Mais, en réalité, le revenu de base remet en cause plus profondément notre système de protection sociale. D’abord, au niveau de son financement : le principe originel de la Sécurité sociale repose sur la cotisation – soit un prélèvement direct sur la valeur produite par le travail – et une gestion directe par des représentants élus des travailleurs, bien que ce principe ait été depuis longtemps remis en cause et les élections associées suspendues. L’État n’intervient en principe que comme garant financier. Le revenu de base, lui, propose, selon ses versions, un inventaire à la Prévert d’impôts et de taxes possibles. On mesure toute la différence entre les deux : la cotisation intervient avant répartition de la valeur ajoutée, l’impôt, après, non compte-tenu de la fraude ou de l’optimisation fiscale. Autant le produit de la cotisation est affectée à la protection sociale, autant le produit d’un impôt ou d’une taxe n’a pas d’affectation a priori. Enfin, il confirme la suite de la remise complète des clés à l’État, mettant la protectionbec sociale à la merci de revirements politiques et rendant plus difficile le retour à un contrôle démocratique. Plus grave, selon ses variantes, il pourrait entraîner la suppression pure et simple d’allocations et de pans entiers de la protection sociale.
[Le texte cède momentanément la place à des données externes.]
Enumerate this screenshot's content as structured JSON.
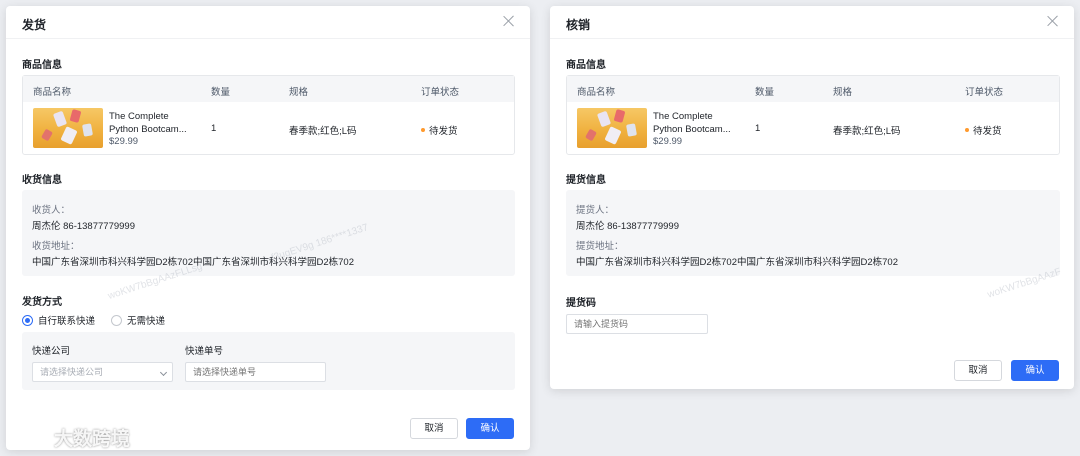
{
  "ship_modal": {
    "title": "发货",
    "goods_section": "商品信息",
    "goods_headers": [
      "商品名称",
      "数量",
      "规格",
      "订单状态"
    ],
    "goods": {
      "name": "The Complete Python Bootcam...",
      "name_line1": "The Complete",
      "name_line2": "Python Bootcam...",
      "price": "$29.99",
      "qty": "1",
      "spec": "春季款;红色;L码",
      "status": "待发货"
    },
    "recv_section": "收货信息",
    "recv_label": "收货人：",
    "recv_value": "周杰伦 86-13877779999",
    "addr_label": "收货地址：",
    "addr_value": "中国广东省深圳市科兴科学园D2栋702中国广东省深圳市科兴科学园D2栋702",
    "method_section": "发货方式",
    "method_options": [
      "自行联系快递",
      "无需快递"
    ],
    "method_selected": 0,
    "company_label": "快递公司",
    "company_placeholder": "请选择快递公司",
    "tracking_label": "快递单号",
    "tracking_placeholder": "请选择快递单号",
    "cancel": "取消",
    "ok": "确认"
  },
  "verify_modal": {
    "title": "核销",
    "goods_section": "商品信息",
    "goods_headers": [
      "商品名称",
      "数量",
      "规格",
      "订单状态"
    ],
    "goods": {
      "name_line1": "The Complete",
      "name_line2": "Python Bootcam...",
      "price": "$29.99",
      "qty": "1",
      "spec": "春季款;红色;L码",
      "status": "待发货"
    },
    "pick_section": "提货信息",
    "pick_label": "提货人：",
    "pick_value": "周杰伦 86-13877779999",
    "pick_addr_label": "提货地址：",
    "pick_addr_value": "中国广东省深圳市科兴科学园D2栋702中国广东省深圳市科兴科学园D2栋702",
    "code_section": "提货码",
    "code_placeholder": "请输入提货码",
    "cancel": "取消",
    "ok": "确认"
  },
  "watermarks": [
    "woKW7bBgAAzFLLsg",
    "-f3ugEV9g 186****1337",
    "woKW7bBgAAzF"
  ],
  "brand": "大数跨境",
  "colors": {
    "primary": "#2d6cf6",
    "status_dot": "#ff9a2e",
    "panel_bg": "#f5f6f8"
  }
}
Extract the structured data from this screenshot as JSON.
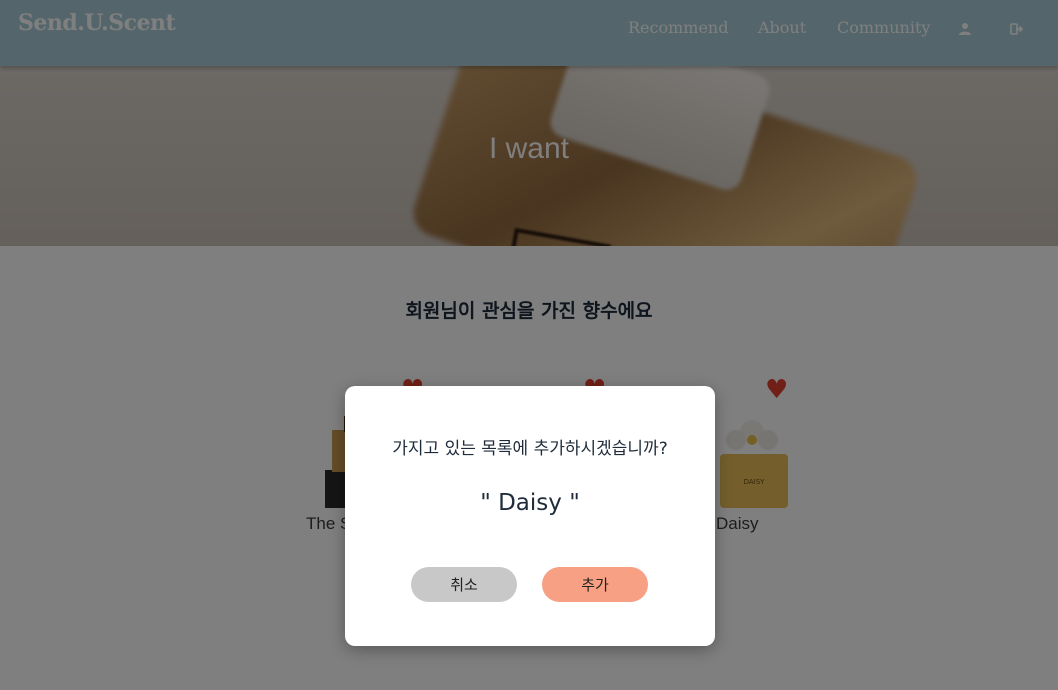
{
  "header": {
    "brand": "Send.U.Scent",
    "links": [
      "Recommend",
      "About",
      "Community"
    ],
    "icons": [
      "user-icon",
      "logout-icon"
    ],
    "background": "#a9cdd6"
  },
  "hero": {
    "title": "I want"
  },
  "main": {
    "title": "회원님이 관심을 가진 향수에요",
    "products": [
      {
        "name": "The S",
        "liked": true
      },
      {
        "name": "",
        "liked": true
      },
      {
        "name": "Daisy",
        "liked": true
      }
    ]
  },
  "modal": {
    "message": "가지고 있는 목록에 추가하시겠습니까?",
    "item_name": "\" Daisy \"",
    "cancel_label": "취소",
    "add_label": "추가",
    "cancel_color": "#c8c8c8",
    "add_color": "#f7a083"
  },
  "accent": {
    "heart": "#e2402e"
  }
}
Finalement, le revenu de base est le constat d’un échec : celui des politiques publiques de traitement du chômage ou de réinsertion, dont le “contrat de génération” était le dernier avatar. Et officialise le renoncement des politiciens actuels à influer sur l’économie. Le revenu de base, s’il doit permettre d’avoir le nécessaire (et on aura beau jeu, dans ce contexte, de plaider la nécessité de la décroissance), oblige malgré tout à aller sur un marché du travail inchangé pour chercher un deuxième chèque. S’il est présumé donner du poids au salarié pour choisir un employeur, il laisse concrètement le salarié seul face à l’employeur, ce qui dans un contexte de flexibilisation du droit du travail par la loi El Khomri, le rend plus démuni. En outre, il est peu probable qu’un employeur paiera un titulaire du revenu de base au même niveau qu’il l’aurait payé sans, car avec ou sans revenu de base, l’objectif d’une entreprise privée dans une économie capitaliste est et reste de faire du profit.
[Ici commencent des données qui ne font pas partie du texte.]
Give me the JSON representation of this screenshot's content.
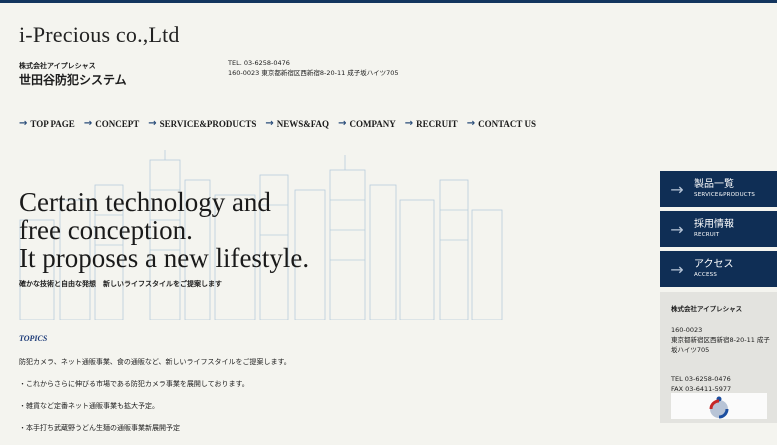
{
  "header": {
    "logo": "i-Precious co.,Ltd",
    "company_kana": "株式会社アイプレシャス",
    "site_name": "世田谷防犯システム",
    "tel": "TEL. 03-6258-0476",
    "address": "160-0023 東京都新宿区西新宿8-20-11 成子坂ハイツ705"
  },
  "nav": {
    "items": [
      "TOP PAGE",
      "CONCEPT",
      "SERVICE&PRODUCTS",
      "NEWS&FAQ",
      "COMPANY",
      "RECRUIT",
      "CONTACT US"
    ]
  },
  "hero": {
    "line1": "Certain technology and",
    "line2": "free conception.",
    "line3": "It proposes a new lifestyle.",
    "subtitle": "確かな技術と自由な発想　新しいライフスタイルをご提案します"
  },
  "topics": {
    "title": "TOPICS",
    "items": [
      "防犯カメラ、ネット通販事業、食の通販など、新しいライフスタイルをご提案します。",
      "・これからさらに伸びる市場である防犯カメラ事業を展開しております。",
      "・雑貨など定番ネット通販事業も拡大予定。",
      "・本手打ち武蔵野うどん生麺の通販事業新展開予定"
    ]
  },
  "sidebar": {
    "buttons": [
      {
        "jp": "製品一覧",
        "en": "SERVICE&PRODUCTS"
      },
      {
        "jp": "採用情報",
        "en": "RECRUIT"
      },
      {
        "jp": "アクセス",
        "en": "ACCESS"
      }
    ],
    "info": {
      "name": "株式会社アイプレシャス",
      "postal": "160-0023",
      "address": "東京都新宿区西新宿8-20-11 成子坂ハイツ705",
      "tel": "TEL 03-6258-0476",
      "fax": "FAX 03-6411-5977"
    }
  },
  "colors": {
    "navy": "#0f2e55",
    "accent": "#1d3b78",
    "background": "#f4f4ef"
  }
}
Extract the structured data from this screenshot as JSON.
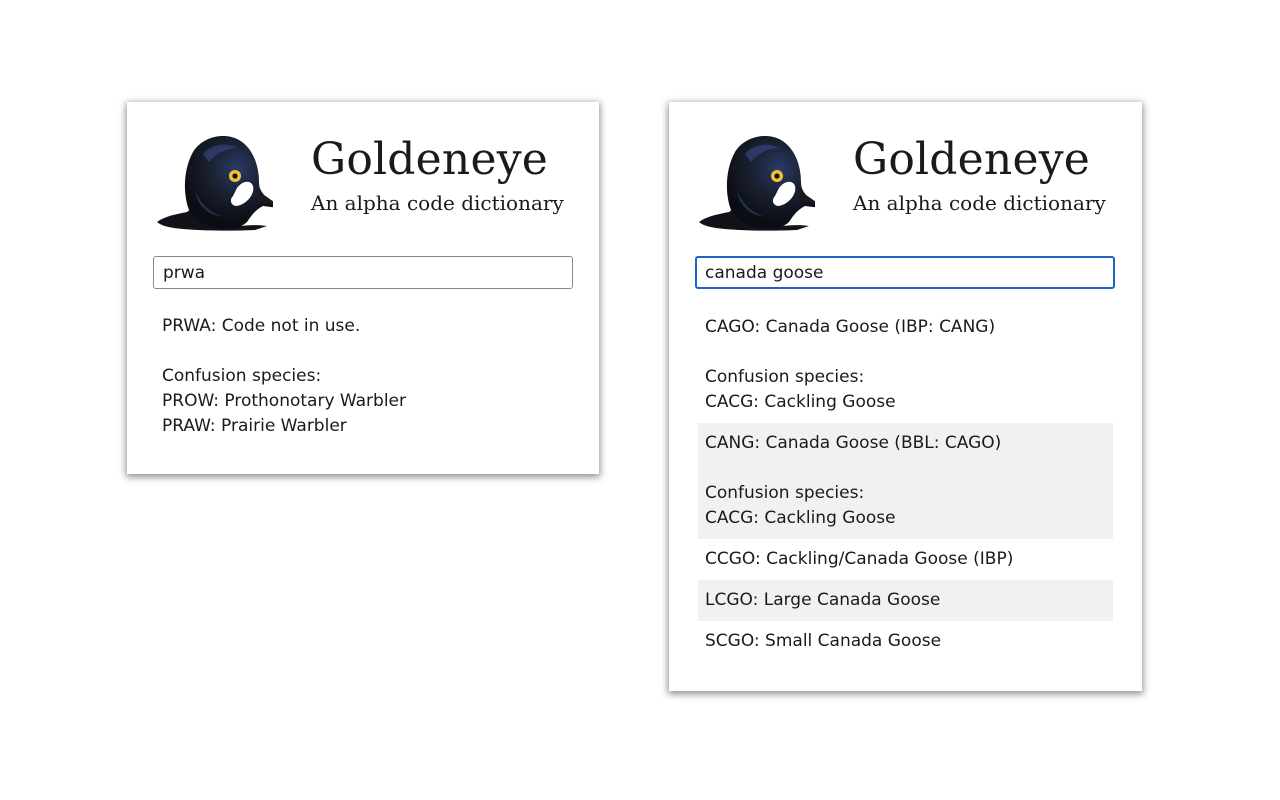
{
  "app": {
    "title": "Goldeneye",
    "subtitle": "An alpha code dictionary"
  },
  "panels": [
    {
      "search": {
        "value": "prwa",
        "focused": false
      },
      "results": [
        {
          "heading": "PRWA: Code not in use.",
          "confusion_label": "Confusion species:",
          "confusion": [
            "PROW: Prothonotary Warbler",
            "PRAW: Prairie Warbler"
          ]
        }
      ]
    },
    {
      "search": {
        "value": "canada goose",
        "focused": true
      },
      "results": [
        {
          "heading": "CAGO: Canada Goose (IBP: CANG)",
          "confusion_label": "Confusion species:",
          "confusion": [
            "CACG: Cackling Goose"
          ]
        },
        {
          "heading": "CANG: Canada Goose (BBL: CAGO)",
          "confusion_label": "Confusion species:",
          "confusion": [
            "CACG: Cackling Goose"
          ]
        },
        {
          "heading": "CCGO: Cackling/Canada Goose (IBP)"
        },
        {
          "heading": "LCGO: Large Canada Goose"
        },
        {
          "heading": "SCGO: Small Canada Goose"
        }
      ]
    }
  ],
  "colors": {
    "focus_border": "#1f63c6",
    "shaded_row": "#f1f1f1",
    "bird_head": "#1b2233",
    "bird_eye": "#f1c232",
    "bird_cheek_patch": "#ffffff"
  },
  "icons": {
    "logo": "goldeneye-bird-head-logo"
  }
}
Le revenu de base, loin de libérer le salarié ou de lui permettre de ne plus travailler, le rend au contraire plus dépendant. Plus dépendant de l’État qui le finance. Plus dépendant de son employeur, puisque la nécessité de travailler reste prégnante, et que le lien de subordination employeur / employé n’est pas remis en cause. En outre, autant la Sécurité sociale prenait en compte la situation particulière de l’individu – ce qui, il est vrai, rend les démarches plus compliquées et plus coûteuses en temps – autant le revenu de base traite chaque individu de manière indifférenciée, pour ne pas dire impersonnelle, et laisse les individus seuls et isolés. S’inspirant d’une égalité des chances libérale, le revenu de base n’est donc pas un nouvel outil de progrès social.

Jean-Jacques et la vertu

Une critique récurrente du revenu de base porte sur son inconditionnalité, à savoir le fait que chacun puisse le recevoir sans être obligé de fournir quoi que ce soit en retour. Ses partisans reconnaissent qu’il s’agit là de « parier » sur l’honnêteté de chacun : « L’insertion sociale ne peut se construire sur la contrainte mais sur la confiance placée dans les bénéficiaires de ce nouveau droit. » [ii]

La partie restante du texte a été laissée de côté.